The rumours were true: the GeForce RTX 3060 Ti is a real graphics card, and we’ve been testing it for the past week. Nvidia promises RTX 2080 Super level performance in a smaller, cheaper and more efficient Ampere design, and – spoiler alert – that’s exactly what our testing shows they’ve delivered.

For £370 in the UK, $400 in the US and around €399 in Europe, the 3060 Ti isn’t in mainstream territory, but it’s significantly faster than the RTX 2060 Super it replaces at the same price-point and AMD’s competitive Big Navi architecture has yet to debut at anything below the $580/£530 price point of the RX 6800. If the Green Team is able to actually produce these cards in volume – and sell them to actual customers rather than bot farms – they could be onto a winner.

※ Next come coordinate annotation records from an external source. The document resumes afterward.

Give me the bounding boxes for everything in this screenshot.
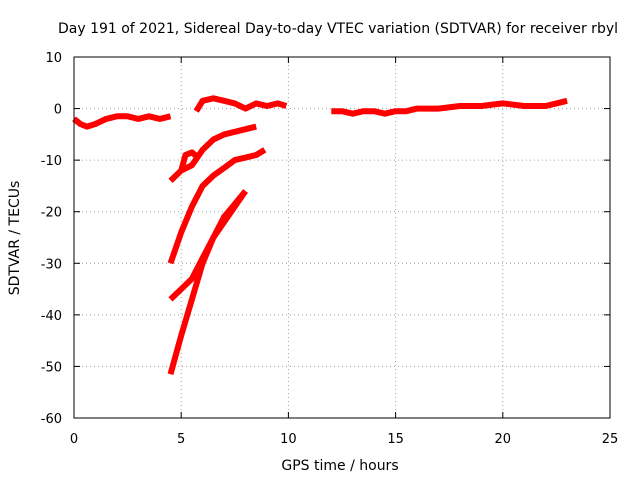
series-arc-1 xyxy=(72,113,172,130)
x-tick-label: 10 xyxy=(280,432,297,447)
y-tick-label: -40 xyxy=(41,309,62,324)
y-tick-label: -10 xyxy=(41,154,62,169)
x-tick-label: 15 xyxy=(387,432,404,447)
y-axis-label: SDTVAR / TECUs xyxy=(7,181,23,296)
x-axis-label: GPS time / hours xyxy=(281,458,398,474)
y-tick-label: -60 xyxy=(41,412,62,427)
series-arc-5 xyxy=(178,149,201,172)
x-tick-label: 5 xyxy=(177,432,185,447)
series-arc-6 xyxy=(167,147,267,265)
x-tick-label: 25 xyxy=(602,432,619,447)
y-tick-label: -30 xyxy=(41,257,62,272)
series-arc-8 xyxy=(167,189,248,375)
series-layer xyxy=(72,95,568,375)
y-tick-label: 0 xyxy=(54,103,62,118)
y-tick-label: 10 xyxy=(45,51,62,66)
plot-frame xyxy=(73,56,611,419)
series-arc-2 xyxy=(193,95,288,113)
ticks xyxy=(73,56,611,419)
x-tick-label: 20 xyxy=(495,432,512,447)
y-tick-label: -20 xyxy=(41,206,62,221)
series-arc-3 xyxy=(331,97,568,117)
chart-title: Day 191 of 2021, Sidereal Day-to-day VTE… xyxy=(58,21,618,37)
y-tick-label: -50 xyxy=(41,360,62,375)
tick-labels: 0 5 10 15 20 25 -60 -50 -40 -30 -20 -10 0 10 xyxy=(41,51,619,447)
x-tick-label: 0 xyxy=(70,432,78,447)
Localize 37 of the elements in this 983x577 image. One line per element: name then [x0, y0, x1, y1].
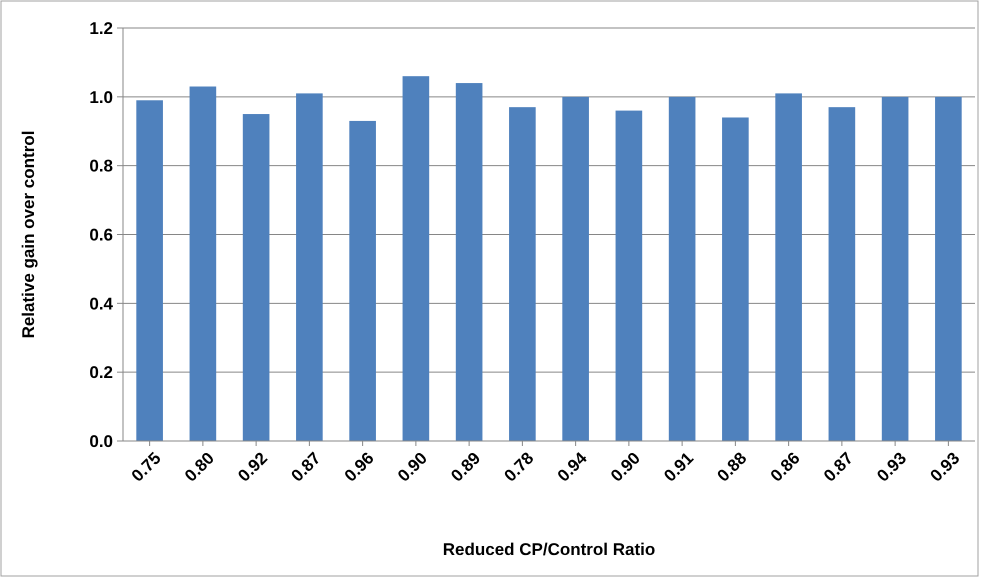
bar: [456, 83, 482, 441]
bar: [509, 107, 536, 441]
bar: [775, 93, 802, 441]
bar: [242, 114, 270, 441]
x-tick-label: 0.90: [607, 448, 644, 486]
y-tick-label: 1.0: [89, 88, 113, 107]
x-tick-label: 0.86: [766, 448, 804, 486]
bar: [562, 96, 589, 441]
x-tick-label: 0.78: [500, 448, 538, 486]
y-tick-label: 0.2: [89, 363, 113, 382]
x-axis-title: Reduced CP/Control Ratio: [442, 540, 656, 559]
x-tick-label: 0.91: [660, 448, 698, 486]
bar: [296, 93, 323, 441]
x-tick-label: 0.93: [926, 448, 964, 486]
x-tick-label: 0.93: [873, 448, 910, 486]
bar: [402, 76, 430, 441]
bar: [722, 117, 749, 441]
bar: [882, 96, 908, 441]
x-tick-label: 0.96: [340, 448, 378, 486]
bar: [190, 86, 216, 441]
y-tick-label: 0.6: [89, 225, 113, 244]
bar: [616, 110, 642, 441]
x-tick-label: 0.89: [447, 448, 484, 486]
y-tick-label: 1.2: [89, 18, 113, 38]
bar: [349, 120, 376, 441]
x-tick-label: 0.80: [181, 448, 218, 486]
x-tick-label: 0.90: [394, 448, 431, 486]
y-tick-label: 0.0: [89, 432, 113, 451]
x-tick-label: 0.88: [714, 448, 750, 486]
y-axis-title: Relative gain over control: [19, 130, 38, 338]
y-tick-label: 0.8: [89, 156, 113, 176]
bar: [935, 96, 962, 441]
bar: [828, 107, 856, 441]
y-tick-label: 0.4: [89, 294, 114, 314]
bar: [668, 96, 696, 441]
bar: [136, 100, 163, 441]
x-tick-label: 0.92: [234, 448, 272, 486]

In terms of the specs and underlying architecture, the RTX 3060 Ti uses the same GA104 GPU as the RTX 3070, but with fewer CUDA cores – 4864 versus 5888. The card also operates at slightly slower clock speeds (1665MHz boost versus 1725MHz) to fit into a 20W lower TDP (200W vs 220W). The memory subsystems are unchanged however, with both cards sporting the same 8GB GDDR6 operating at 448GB/s. It’s good to see 8GB of VRAM becoming the new standard, with all next-gen cards from both teams providing at least that much thus far.

1 of 6 Caption Attribution Looks familiar? RTX 3060 Ti is based on the same silicon as the RTX 3070 and gets the same Founders Edition design – just with a silver sheen.

RTX 3080 RTX 3070 RTX 3060 Ti RTX 2060 Super RTX 2060 GTX 1060
GPU GA102 GA104 GA104 TU106 TU106 GP106
CUDA cores 8704 5888 4864 2176 1920 1280
VRAM 10GB GDDR6X 8GB GDDR6 8GB GDDR6 8GB GDDR6 6GB GDDR6 6GB GDDR5
Memory Bus 320-bit 256-bit 256-bit 256-bit 192-bit 192-bit
Bandwidth 760GB/s 448GB/s 448GB/s 448GB/s 336GB/s 192GB/s
Base Clock 1440MHz 1500MHz 1410MHz 1470MHz 1365MHz 1506MHz
Boost Clock 1710MHz 1725MHz 1665MHz 1650MHz 1680MHz 1709MHz
TDP 320W 220W 200W 175W 160W 120W
Die Size 628mm2 392mm2 392mm2 445mm2 445mm2 200mm2
Transistors 28B 17.4B 17.4B 10.8B 10.8B 4.4B

The comparison against older generation cards is more interesting. The 3060 Ti manages to more than double the number of graphics cores of the 2060 Super, in a smaller die that consumes only a tad more power. Looking further back, at the GTX 1060, and the multiplier is closer to 4x – with a corresponding increase to transistor count, courtesy of the shift from the 16nm with Pascal to 12nm with Turing and now 8nm with Ampere.